A Pivotal Moment in History

In literature, setting refers to the various locations where the story's action unfolds, and it can often be as important as the plot and the characters themselves. Hamlet's primary setting is Elsinore Castle, but the play is also set at a pivotal moment in history, as the medieval and Renaissance periods transition into the modern era. Now, while living in a castle might seem like a sweet deal to us, things weren't quite so rosy for a guy like Hamlet living in the early 1600s.

He's a young man who wants to resume his life studying with his buddies at the university in Wittenberg, Germany. Hamlet's mother, Queen Gertrude, manages to guilt trip Hamlet into remaining at Elsinore for a while longer, even though to Hamlet, Elsinore is not a castle, it's 'a prison', and with good reason. At Elsinore, Hamlet has no choice but to remember who he is: not merely a prince but also a subject of King Claudius; a subject from whom loyalty is not only expected but required.

The Divine Right of Kings

In the Medieval era, spanning roughly the fifth through the fifteenth century in Europe, and in the Renaissance period, extending from around the fourteenth through the seventeenth centuries, a concept known as the Divine Right of Kings prevailed. What this meant was that any king had divinely-approved authority. If he did not, then God would never have allowed the king to ascend to the throne. That also means that if you don't want to sin against God, you'd better obey the king God gave you.

That even applies to bad kings. Bad kings were thought to be sent by God as scourges, or divine punishments, to chastise the people for their sins. Only when the people had been cleansed of their sins by suffering under a bad king would God then remove him, striking him down by death. But no human could do it. If you killed a king, you thwarted the will of God, committing blasphemy, a sin from which there is no redemption.

So, as you can see, Hamlet is in a bit of a pickle.
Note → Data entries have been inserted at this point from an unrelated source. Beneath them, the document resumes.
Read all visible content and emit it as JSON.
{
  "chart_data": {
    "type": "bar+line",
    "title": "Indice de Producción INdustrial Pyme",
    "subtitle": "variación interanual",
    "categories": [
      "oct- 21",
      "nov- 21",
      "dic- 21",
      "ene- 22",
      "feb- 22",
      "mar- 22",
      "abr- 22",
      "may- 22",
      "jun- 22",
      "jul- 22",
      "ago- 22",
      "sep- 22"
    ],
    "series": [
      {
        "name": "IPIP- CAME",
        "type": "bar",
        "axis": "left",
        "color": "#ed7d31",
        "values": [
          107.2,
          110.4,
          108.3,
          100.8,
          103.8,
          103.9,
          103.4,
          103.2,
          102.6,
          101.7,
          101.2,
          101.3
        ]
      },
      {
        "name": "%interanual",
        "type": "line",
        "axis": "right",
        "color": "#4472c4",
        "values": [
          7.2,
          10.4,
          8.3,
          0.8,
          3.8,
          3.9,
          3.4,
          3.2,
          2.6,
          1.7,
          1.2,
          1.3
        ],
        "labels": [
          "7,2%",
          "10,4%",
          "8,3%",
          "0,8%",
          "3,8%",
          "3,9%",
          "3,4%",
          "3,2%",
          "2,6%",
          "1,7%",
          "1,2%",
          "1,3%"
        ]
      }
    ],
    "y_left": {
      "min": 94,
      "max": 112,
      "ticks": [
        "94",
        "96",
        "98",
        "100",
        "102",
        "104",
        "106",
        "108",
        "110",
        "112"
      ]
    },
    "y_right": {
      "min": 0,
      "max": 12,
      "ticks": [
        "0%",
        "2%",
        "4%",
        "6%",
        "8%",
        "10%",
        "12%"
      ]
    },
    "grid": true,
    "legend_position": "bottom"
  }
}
With his father's ghost demanding that he avenge his murder and this Divine Right of Kings thing on the other hand. So what is Hamlet to do? Should he honor his duty as a son to his father? Or should he go with his duty to God as a Christian according to the theory of the Divine Right of Kings?

Social and Historic Context: Emerging Modernity

Hamlet's context, or the social and historical climate of the tale, is among its most significant factors because it takes place at a crucial moment in history. The world had begun its slow, painful transition into modernity, a period characterized by urbanization, technological advances, and the development of modern scientific knowledge.

Hamlet himself is the ultimate symbol of this painful shift toward modernity. In the medieval and Renaissance periods, who you were was determined by your social class and status. Your identity was given to you, and you had no choice but to play it through.